Human beings are a native species on this planet. Yet, even in our efforts to conserve nature we can forget that, imagining ourselves as something separate from it. But conserving nature for nature’s sake isn’t about separating ourselves from it, but rather the way in which we engage with it. Respect for nature starts with the way we think about it. When we find the right perspective, the rest follows. If we treat nature with the respect it deserves, we do not have to gatekeep or be intimidated by it.
Remembering that we are as much a part of nature as any other species grows into understanding that respect for nature is respect for self. Indigenous societies who view themselves as having emerged from the land itself and being wholly defined by it, understand that sustainable engagement with nature is about self-respect, as well as outward respect.
Witnessing Robin’s profound respect for the Southern Plains and the deep layers of history contained in the land there inspired me to continue my journey connecting with this still foreign ― but growing into something welcoming and wondrous ― landscape. Oklahoma is known for its spectacular sunsets. This one is reflecting off Caddo Lake, named after my tribe the Caddo — who are one of the seven tribes in this BIA jurisdiction. My Caddo great, great, great grandmother Mary arrived here from our homelands in Louisiana on the Trail of Tears. She brought her son Willy at 6 years old, and his infant brother, who died of exposure on the Trail.

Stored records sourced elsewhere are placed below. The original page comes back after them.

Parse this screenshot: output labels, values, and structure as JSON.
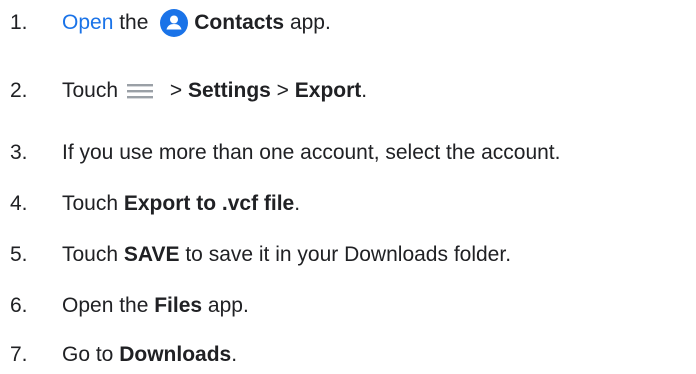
{
  "steps": [
    {
      "number": "1.",
      "link": "Open",
      "text_a": " the ",
      "bold": "Contacts",
      "text_b": " app."
    },
    {
      "number": "2.",
      "text_a": "Touch",
      "sep_a": " > ",
      "bold_a": "Settings",
      "sep_b": " > ",
      "bold_b": "Export",
      "text_b": "."
    },
    {
      "number": "3.",
      "text": "If you use more than one account, select the account."
    },
    {
      "number": "4.",
      "text_a": "Touch ",
      "bold": "Export to .vcf file",
      "text_b": "."
    },
    {
      "number": "5.",
      "text_a": "Touch ",
      "bold": "SAVE",
      "text_b": " to save it in your Downloads folder."
    },
    {
      "number": "6.",
      "text_a": "Open the ",
      "bold": "Files",
      "text_b": " app."
    },
    {
      "number": "7.",
      "text_a": "Go to ",
      "bold": "Downloads",
      "text_b": "."
    }
  ],
  "icons": {
    "contacts": "contacts-app-icon",
    "menu": "menu-icon"
  },
  "colors": {
    "link": "#1a73e8",
    "contacts_icon_bg": "#1a73e8",
    "menu_icon": "#9aa0a6",
    "text": "#202124"
  }
}
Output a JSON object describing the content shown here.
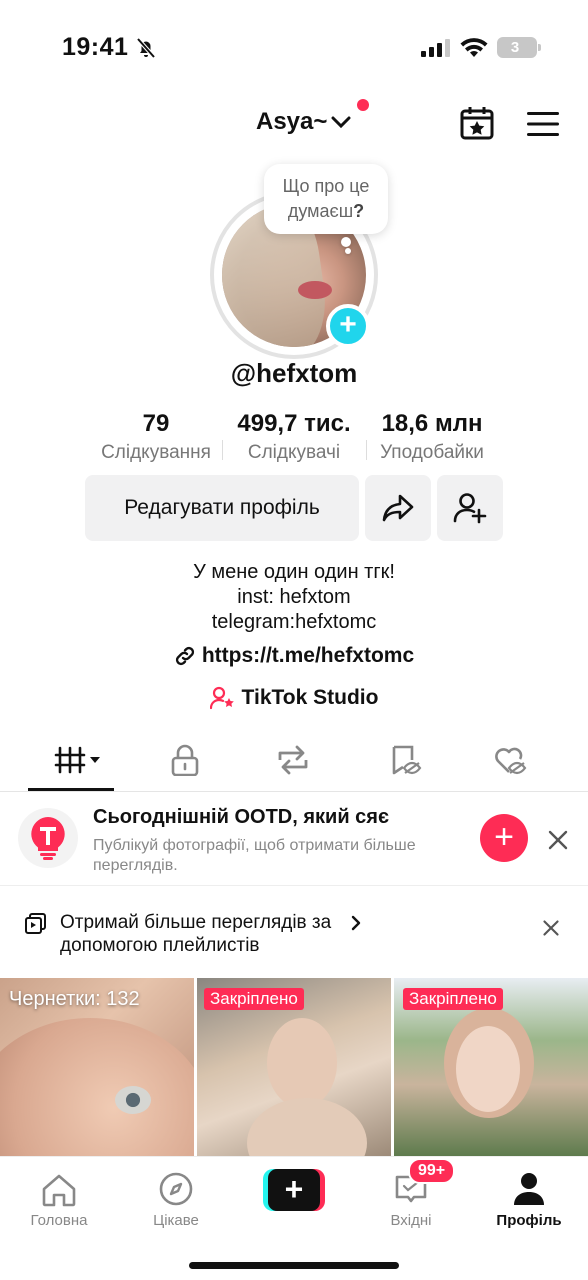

I may return to being a seasonal ranger someday. Or, better yet, the Indigenous conservation corps I am helping to create ― called the Natural Law Conservation Corps ― will get off the ground, allowing me to work at restoring ecologies around the country with crews of Indigenous conservationists applying Traditional Ecological Knowledge to public land management. It is, I believe, a more sustainable solution than relying on the whims and chaos of politics and industry to decide the fate of the land.
Whatever I end up doing or wherever I go, one thing I now understand is that my appreciation for all that the Southern Plains have to offer will continue to grow, and I will continue to see myself as more and more a part of them.
Perhaps one day I’ll see this land the way that my ancestors saw it. They adapted to it and became a part of it much more readily than I (even though they arrived here under unthinkably more difficult circumstances). Thanks to their sacrifices, we can honor the relationship they formed with this land and carry it forward today.